Of practical utility are the fluorinated epoxides. Tetrafluoroethylene oxide and hexafluoropropylene oxide. These are precursors of perfluoro(methyl vinyl ether) (CF_{2}=CFOCF_{3}) and perfluoro(propyl vinyl ether), and are used as comonomers with tetrafluoroethylene, where they improve the properties of the resulting polytetrafluoroethylene (e.g., Teflon).

==Polymeric perfluoroethers==
Perfluoroalkoxy alkanes (PFAs) are fluoropolymers with properties similar to polytetrafluoroethylene (PTFE).
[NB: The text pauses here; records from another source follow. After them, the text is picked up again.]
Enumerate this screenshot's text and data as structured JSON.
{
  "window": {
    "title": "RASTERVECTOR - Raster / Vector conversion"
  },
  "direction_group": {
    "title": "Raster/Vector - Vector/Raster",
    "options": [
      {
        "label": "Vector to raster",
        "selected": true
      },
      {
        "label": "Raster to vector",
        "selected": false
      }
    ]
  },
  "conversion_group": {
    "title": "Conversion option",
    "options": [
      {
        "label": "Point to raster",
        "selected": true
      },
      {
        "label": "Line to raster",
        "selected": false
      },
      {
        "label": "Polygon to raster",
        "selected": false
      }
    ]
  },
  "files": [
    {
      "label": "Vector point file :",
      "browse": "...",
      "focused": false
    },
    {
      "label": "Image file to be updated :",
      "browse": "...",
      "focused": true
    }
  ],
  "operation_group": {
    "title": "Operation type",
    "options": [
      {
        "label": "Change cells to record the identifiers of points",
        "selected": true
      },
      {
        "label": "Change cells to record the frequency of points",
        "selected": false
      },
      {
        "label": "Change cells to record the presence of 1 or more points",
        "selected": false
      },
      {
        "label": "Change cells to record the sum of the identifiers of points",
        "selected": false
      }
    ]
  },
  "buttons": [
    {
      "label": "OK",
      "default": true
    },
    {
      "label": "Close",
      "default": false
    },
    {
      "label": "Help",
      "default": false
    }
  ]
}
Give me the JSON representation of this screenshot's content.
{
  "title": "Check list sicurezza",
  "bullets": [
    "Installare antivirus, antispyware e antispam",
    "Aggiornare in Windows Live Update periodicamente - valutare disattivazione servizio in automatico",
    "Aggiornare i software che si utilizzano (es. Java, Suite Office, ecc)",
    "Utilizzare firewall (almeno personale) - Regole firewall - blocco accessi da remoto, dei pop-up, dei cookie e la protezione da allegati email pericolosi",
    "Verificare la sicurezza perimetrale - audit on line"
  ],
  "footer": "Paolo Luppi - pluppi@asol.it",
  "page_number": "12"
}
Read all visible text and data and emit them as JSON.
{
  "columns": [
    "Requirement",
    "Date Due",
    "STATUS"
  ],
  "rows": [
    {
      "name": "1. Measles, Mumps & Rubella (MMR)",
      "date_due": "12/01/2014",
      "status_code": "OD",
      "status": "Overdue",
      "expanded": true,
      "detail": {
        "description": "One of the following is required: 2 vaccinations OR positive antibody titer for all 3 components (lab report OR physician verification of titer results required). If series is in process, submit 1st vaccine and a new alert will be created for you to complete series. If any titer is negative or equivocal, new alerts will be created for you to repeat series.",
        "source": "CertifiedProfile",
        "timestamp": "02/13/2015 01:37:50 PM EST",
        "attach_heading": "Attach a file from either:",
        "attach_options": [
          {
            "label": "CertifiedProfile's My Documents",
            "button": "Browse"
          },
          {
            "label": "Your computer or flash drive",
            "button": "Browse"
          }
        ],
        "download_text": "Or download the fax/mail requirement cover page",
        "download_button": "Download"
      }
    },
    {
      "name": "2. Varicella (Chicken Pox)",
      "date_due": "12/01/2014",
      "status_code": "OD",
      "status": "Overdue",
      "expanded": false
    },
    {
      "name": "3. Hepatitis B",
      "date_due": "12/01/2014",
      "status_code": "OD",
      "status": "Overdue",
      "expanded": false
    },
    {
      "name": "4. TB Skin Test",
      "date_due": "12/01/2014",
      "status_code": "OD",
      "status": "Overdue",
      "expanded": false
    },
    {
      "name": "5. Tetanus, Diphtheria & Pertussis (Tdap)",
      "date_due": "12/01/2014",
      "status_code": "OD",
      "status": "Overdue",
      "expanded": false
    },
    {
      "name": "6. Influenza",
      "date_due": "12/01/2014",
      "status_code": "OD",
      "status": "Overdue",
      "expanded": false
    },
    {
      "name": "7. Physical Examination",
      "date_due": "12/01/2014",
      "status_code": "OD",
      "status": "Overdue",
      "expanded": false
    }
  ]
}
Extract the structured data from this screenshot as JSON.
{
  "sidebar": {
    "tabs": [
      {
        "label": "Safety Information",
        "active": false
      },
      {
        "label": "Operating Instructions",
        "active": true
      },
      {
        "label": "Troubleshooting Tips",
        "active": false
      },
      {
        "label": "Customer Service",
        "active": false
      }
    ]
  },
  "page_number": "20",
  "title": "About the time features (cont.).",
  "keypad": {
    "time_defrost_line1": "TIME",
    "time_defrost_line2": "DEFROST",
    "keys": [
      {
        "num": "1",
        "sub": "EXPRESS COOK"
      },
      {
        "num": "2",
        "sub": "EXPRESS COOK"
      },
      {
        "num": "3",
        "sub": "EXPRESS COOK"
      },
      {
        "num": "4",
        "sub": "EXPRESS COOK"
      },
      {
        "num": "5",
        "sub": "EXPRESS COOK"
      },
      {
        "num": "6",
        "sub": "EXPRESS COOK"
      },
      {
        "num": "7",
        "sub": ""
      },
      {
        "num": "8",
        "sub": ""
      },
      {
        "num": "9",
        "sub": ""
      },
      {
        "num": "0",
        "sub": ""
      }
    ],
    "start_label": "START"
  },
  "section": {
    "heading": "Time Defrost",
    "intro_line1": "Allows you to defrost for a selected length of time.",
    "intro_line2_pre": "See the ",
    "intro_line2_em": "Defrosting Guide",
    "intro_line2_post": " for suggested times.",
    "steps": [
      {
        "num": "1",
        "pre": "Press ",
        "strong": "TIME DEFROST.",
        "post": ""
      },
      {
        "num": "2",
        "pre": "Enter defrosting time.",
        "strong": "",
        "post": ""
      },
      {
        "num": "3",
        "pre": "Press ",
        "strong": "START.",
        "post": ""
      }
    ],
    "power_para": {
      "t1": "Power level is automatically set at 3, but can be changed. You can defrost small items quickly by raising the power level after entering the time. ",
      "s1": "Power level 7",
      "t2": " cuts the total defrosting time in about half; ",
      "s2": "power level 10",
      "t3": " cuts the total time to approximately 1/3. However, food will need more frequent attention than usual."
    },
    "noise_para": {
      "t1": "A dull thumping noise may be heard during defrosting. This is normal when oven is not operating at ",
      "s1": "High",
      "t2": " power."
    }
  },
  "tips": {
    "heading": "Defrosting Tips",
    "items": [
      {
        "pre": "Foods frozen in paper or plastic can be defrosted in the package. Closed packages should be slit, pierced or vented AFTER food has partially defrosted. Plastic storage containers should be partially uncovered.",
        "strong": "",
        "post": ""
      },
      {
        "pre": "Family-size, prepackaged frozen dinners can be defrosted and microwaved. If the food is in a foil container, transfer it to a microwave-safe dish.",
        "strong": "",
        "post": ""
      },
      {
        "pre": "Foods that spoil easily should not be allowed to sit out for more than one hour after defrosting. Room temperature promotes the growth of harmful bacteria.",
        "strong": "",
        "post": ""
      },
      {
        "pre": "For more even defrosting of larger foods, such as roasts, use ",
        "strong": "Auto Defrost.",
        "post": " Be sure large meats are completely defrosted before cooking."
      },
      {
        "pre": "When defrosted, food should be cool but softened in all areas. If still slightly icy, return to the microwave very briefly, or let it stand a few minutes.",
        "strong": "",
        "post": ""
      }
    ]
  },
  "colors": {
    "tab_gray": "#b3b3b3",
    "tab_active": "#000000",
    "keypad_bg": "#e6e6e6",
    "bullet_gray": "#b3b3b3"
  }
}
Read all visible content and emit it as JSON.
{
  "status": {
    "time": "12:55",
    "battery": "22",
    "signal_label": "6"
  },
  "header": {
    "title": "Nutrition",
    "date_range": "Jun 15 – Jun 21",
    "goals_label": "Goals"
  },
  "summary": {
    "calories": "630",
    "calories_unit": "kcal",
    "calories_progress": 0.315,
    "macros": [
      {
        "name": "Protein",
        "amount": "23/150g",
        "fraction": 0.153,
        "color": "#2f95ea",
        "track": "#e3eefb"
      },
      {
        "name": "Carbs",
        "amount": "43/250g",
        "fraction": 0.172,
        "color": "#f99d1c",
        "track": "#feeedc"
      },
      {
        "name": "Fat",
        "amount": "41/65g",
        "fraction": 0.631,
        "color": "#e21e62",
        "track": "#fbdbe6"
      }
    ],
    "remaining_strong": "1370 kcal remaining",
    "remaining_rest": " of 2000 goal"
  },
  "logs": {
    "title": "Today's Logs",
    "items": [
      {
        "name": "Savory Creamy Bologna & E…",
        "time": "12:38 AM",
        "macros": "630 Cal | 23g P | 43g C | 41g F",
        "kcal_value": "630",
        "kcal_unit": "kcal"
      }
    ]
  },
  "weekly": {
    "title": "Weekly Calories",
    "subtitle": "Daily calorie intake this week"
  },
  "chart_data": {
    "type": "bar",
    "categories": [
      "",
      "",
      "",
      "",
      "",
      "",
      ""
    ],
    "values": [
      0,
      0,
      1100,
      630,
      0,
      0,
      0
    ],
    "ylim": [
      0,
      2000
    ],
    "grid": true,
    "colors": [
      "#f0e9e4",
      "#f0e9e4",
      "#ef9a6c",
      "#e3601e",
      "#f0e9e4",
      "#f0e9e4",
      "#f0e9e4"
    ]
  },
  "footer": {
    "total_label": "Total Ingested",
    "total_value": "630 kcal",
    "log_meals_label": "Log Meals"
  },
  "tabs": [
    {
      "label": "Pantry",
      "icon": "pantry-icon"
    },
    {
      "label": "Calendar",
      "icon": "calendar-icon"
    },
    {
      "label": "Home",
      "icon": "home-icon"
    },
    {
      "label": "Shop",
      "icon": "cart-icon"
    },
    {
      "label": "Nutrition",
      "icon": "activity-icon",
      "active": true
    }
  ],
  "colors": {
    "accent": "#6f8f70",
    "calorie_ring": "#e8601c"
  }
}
Methylfluoroalkoxy (MFA) is a polytetrafluoroethylene perfluoro methylvinylether prepared with a different ratio of PTFE and MVE monomers to that used for PFA. In these materials, the ether groups are pendant from the polymer backbone.

Krytox is a grease generated by the polymerization of hexafluoropropylene oxide. Its chemical formula is F−(CF(CF_{3})−CF_{2}−O)_{n}−CF_{2}CF_{3}. The ether groups are integral to the polymer chain.

Nafion is a perfluorinated polyether with pendant sulfonic acid groups (RSO_{3}H).

== Precautions ==
At high temperatures or in a fire, perfluoroethers decompose and may release hydrogen fluoride. Any residue must be handled using protective equipment.